Neoplasia Testicular: Diagnóstico e Investigação Inicial

USP/HCRP - Hospital das Clínicas de Ribeirão Preto (SP) — Prova 2024

Enunciado

Homem de 22 anos, com história de trauma escrotal leve há 40 dias. Antecedente de criptorquidia. O exame físico revelou a presença de testículo esquerdo aumentado, indolor com nódulo endurecido.
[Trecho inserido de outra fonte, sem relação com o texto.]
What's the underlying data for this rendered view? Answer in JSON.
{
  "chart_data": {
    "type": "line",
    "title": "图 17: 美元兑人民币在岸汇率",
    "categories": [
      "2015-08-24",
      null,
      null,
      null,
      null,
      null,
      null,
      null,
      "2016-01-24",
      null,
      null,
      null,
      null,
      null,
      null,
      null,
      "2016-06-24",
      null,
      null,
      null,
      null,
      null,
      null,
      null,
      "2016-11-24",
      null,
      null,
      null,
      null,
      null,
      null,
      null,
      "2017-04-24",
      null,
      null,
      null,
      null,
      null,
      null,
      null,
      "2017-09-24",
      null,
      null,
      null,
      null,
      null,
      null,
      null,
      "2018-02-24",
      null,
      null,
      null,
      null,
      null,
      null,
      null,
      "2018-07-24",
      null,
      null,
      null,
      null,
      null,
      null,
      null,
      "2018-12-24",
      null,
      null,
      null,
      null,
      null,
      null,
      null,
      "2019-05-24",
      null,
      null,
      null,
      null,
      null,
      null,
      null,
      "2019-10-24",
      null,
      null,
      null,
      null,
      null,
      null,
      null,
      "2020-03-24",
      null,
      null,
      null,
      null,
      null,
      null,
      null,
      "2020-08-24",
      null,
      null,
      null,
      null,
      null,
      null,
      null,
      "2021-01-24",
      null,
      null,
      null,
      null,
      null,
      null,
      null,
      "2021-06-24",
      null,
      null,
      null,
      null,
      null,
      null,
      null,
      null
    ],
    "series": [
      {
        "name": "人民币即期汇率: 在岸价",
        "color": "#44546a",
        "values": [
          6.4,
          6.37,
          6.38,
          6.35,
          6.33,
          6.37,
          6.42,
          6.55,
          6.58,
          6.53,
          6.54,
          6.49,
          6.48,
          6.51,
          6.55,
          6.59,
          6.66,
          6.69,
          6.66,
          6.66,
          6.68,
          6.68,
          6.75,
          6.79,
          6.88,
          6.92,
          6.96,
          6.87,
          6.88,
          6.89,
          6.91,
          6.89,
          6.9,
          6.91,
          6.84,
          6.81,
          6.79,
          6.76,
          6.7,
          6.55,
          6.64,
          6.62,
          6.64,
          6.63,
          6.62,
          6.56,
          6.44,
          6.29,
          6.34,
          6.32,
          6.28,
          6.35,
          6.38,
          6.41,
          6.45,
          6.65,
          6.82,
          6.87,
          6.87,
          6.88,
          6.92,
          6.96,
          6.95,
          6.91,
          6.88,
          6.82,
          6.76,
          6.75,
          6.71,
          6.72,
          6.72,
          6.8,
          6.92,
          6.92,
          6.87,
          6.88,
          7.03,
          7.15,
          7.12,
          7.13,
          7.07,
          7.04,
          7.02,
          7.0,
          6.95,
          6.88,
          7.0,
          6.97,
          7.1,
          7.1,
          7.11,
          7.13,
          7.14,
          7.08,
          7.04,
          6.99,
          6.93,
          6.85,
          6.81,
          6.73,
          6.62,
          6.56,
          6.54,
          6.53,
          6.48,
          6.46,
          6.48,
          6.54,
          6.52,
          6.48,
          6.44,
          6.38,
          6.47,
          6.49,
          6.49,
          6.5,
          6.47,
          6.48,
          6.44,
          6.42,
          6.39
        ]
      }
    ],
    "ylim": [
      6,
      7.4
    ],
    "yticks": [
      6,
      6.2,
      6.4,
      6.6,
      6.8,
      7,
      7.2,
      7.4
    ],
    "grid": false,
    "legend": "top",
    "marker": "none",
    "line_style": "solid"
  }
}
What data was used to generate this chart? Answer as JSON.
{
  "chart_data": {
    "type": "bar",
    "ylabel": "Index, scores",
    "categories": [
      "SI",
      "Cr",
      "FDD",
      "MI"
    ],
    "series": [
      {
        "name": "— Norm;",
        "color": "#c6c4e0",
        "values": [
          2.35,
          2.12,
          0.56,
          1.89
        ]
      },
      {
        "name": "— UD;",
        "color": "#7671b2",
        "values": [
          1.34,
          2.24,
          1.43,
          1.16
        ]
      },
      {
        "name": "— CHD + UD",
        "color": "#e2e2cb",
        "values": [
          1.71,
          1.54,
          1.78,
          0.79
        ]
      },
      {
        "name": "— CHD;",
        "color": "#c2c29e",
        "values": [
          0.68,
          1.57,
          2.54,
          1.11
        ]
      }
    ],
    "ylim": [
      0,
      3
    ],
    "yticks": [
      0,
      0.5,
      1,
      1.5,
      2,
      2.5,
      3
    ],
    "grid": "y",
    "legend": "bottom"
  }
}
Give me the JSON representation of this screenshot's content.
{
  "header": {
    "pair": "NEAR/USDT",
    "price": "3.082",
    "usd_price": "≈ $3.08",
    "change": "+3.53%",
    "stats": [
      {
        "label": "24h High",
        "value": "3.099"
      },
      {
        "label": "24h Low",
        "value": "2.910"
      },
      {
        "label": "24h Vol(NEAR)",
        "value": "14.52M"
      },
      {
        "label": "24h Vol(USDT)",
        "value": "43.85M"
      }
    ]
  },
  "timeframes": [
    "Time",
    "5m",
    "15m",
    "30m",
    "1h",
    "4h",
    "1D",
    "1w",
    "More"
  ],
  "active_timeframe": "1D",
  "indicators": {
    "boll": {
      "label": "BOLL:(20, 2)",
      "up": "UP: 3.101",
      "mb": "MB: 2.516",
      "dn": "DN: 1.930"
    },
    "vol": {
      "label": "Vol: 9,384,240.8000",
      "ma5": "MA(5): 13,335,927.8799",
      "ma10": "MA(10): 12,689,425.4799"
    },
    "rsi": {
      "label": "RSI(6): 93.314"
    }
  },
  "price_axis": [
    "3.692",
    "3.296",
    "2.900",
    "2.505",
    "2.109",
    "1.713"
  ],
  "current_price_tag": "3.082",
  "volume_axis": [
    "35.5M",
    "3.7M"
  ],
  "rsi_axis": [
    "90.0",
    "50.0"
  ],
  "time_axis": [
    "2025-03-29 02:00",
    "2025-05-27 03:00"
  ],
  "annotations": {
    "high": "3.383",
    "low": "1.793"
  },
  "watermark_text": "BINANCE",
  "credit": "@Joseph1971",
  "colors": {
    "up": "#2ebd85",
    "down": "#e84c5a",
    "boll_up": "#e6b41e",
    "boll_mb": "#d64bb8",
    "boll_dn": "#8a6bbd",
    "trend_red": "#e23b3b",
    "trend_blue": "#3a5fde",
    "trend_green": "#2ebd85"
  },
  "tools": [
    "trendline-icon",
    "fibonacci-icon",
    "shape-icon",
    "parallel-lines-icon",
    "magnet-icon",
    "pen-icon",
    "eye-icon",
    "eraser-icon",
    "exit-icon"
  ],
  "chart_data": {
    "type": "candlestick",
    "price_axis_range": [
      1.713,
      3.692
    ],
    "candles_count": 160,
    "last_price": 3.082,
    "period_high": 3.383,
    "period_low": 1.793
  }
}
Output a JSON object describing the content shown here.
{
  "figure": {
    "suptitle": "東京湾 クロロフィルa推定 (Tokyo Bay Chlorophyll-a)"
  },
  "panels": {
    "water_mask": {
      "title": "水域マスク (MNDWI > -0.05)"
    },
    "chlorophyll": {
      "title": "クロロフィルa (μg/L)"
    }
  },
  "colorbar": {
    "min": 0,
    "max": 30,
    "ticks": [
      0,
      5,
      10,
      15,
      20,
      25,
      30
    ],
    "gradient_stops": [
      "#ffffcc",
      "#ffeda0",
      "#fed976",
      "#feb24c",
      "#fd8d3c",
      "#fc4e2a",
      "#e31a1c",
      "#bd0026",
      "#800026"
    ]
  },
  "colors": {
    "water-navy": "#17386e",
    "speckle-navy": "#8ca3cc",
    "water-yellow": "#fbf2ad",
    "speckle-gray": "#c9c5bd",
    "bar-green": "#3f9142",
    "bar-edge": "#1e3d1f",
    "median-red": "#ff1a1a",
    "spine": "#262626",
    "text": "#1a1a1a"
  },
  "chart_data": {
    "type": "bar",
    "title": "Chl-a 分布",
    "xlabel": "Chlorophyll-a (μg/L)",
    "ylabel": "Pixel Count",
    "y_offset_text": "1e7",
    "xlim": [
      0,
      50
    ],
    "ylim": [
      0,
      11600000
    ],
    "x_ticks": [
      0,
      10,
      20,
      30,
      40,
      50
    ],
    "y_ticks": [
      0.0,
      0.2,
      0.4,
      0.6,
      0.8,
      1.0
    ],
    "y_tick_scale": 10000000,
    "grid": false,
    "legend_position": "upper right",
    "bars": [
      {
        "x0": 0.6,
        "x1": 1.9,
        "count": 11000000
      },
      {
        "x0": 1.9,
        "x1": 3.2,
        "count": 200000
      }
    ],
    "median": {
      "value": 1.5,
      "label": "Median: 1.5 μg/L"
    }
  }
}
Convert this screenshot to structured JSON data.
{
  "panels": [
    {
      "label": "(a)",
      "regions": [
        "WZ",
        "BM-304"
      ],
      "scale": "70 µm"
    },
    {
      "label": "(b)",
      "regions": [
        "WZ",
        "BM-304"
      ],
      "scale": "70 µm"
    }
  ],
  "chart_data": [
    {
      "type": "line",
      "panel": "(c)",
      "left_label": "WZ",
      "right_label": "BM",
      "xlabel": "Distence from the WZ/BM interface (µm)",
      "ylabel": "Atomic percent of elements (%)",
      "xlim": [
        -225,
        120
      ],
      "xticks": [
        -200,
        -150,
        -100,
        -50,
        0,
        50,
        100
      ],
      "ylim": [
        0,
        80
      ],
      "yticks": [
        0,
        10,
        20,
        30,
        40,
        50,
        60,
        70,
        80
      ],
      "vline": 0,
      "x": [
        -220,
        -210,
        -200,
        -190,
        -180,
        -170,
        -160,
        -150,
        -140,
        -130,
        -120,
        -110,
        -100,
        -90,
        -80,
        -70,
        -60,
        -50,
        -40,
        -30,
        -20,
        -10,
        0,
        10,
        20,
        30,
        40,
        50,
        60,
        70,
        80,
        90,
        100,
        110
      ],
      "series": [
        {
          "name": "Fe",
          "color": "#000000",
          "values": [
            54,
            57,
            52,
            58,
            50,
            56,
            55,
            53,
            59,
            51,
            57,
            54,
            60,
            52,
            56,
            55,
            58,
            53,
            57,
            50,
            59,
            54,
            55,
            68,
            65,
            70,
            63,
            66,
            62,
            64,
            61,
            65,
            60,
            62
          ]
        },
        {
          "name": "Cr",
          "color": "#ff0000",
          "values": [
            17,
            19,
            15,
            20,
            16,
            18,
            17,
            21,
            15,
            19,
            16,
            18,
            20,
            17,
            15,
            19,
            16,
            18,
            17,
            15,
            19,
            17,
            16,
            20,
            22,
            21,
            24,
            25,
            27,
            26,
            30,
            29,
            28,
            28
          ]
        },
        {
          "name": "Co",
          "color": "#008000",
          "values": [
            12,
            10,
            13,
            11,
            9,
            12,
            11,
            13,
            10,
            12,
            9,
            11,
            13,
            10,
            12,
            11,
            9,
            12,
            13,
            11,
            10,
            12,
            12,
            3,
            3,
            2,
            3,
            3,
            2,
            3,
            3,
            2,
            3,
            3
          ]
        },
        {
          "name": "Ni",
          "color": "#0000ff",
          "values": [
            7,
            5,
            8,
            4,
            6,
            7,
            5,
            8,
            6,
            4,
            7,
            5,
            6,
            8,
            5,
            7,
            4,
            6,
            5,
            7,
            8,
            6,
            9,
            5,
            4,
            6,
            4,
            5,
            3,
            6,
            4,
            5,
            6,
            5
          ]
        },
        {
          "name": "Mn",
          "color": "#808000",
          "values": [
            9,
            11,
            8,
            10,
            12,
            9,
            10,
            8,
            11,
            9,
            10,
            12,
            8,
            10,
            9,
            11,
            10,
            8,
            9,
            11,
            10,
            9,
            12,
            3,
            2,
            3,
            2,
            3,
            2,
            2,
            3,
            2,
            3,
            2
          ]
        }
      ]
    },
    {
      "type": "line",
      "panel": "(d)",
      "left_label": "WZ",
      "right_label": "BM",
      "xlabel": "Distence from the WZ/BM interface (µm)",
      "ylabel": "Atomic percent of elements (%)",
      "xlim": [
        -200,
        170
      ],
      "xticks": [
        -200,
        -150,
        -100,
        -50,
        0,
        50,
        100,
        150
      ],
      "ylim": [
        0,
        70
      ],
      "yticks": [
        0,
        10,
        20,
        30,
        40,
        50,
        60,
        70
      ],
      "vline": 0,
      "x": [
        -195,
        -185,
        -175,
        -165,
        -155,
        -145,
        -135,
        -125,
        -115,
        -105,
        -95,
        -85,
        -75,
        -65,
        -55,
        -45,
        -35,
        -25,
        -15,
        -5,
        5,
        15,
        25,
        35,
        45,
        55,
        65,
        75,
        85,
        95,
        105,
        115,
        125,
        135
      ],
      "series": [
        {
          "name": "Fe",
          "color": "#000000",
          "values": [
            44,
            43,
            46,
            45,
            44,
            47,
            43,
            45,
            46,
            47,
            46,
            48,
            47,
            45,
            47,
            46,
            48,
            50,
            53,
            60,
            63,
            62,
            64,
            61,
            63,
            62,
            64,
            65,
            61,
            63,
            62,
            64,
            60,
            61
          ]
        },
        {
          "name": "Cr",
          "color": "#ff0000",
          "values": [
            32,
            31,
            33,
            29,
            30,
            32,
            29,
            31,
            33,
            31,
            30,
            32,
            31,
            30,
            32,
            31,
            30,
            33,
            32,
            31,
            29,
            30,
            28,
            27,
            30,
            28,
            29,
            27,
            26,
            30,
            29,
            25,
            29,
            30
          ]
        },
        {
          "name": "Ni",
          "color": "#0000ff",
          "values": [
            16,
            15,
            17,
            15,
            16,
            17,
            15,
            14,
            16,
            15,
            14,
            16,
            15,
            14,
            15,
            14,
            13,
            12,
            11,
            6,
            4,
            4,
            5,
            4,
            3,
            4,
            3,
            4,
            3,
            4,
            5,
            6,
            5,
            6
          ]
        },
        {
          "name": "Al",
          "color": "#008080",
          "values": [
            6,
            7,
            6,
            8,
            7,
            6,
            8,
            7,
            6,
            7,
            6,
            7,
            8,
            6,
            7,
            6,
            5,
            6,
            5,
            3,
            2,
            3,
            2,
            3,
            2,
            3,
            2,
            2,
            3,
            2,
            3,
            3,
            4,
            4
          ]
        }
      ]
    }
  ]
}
Qual a suspeita clínica e a conduta?

Alternativas

  1. A) Neoplasia testicular, ultrassonografia, dosagem de alfafetoproteína e BHCG.
  2. B) Orquiepididimite bacteriana, ultrassonografia, antibioticoterapia.
  3. C) Orquiepididimite bacterina, urina tipo 1, antibioticoterapia.
  4. D) Neoplasia testicular, ultrassonografia, cirurgia.

Pérola Clínica

Massa testicular indolor + criptorquidia prévia → suspeita alta de neoplasia testicular.

Resumo-Chave

A presença de uma massa testicular indolor, especialmente em um paciente com histórico de criptorquidia (fator de risco importante), deve levantar forte suspeita de neoplasia testicular. A investigação inicial inclui ultrassonografia escrotal e dosagem de marcadores tumorais séricos.

Contexto Educacional

A neoplasia testicular é o câncer mais comum em homens jovens (15 a 35 anos) e, embora relativamente rara, sua incidência tem aumentado. O diagnóstico precoce é crucial para o sucesso do tratamento. A criptorquidia, mesmo quando corrigida cirurgicamente, é o fator de risco mais significativo, aumentando o risco em 3 a 14 vezes. Outros fatores incluem história familiar e síndromes genéticas. A apresentação clínica clássica é uma massa ou inchaço indolor no testículo, que pode ser percebida pelo próprio paciente durante o autoexame. Dor, embora menos comum, pode ocorrer em 10% dos casos, geralmente associada a hemorragia intratumoral ou infarto. O trauma escrotal, como no caso, raramente causa câncer, mas pode levar à descoberta de uma massa pré-existente. A investigação diagnóstica começa com o exame físico, que revela um testículo aumentado, endurecido e, muitas vezes, com um nódulo palpável. A ultrassonografia escrotal é o método de imagem de escolha, confirmando a presença da massa, sua localização e características. A dosagem de marcadores tumorais séricos (alfafetoproteína, beta-HCG e LDH) é fundamental para o estadiamento e acompanhamento. A biópsia testicular percutânea é contraindicada devido ao risco de disseminação tumoral; o diagnóstico definitivo e o tratamento inicial são feitos por orquiectomia inguinal radical.

Perguntas Frequentes

Quais são os principais fatores de risco para neoplasia testicular?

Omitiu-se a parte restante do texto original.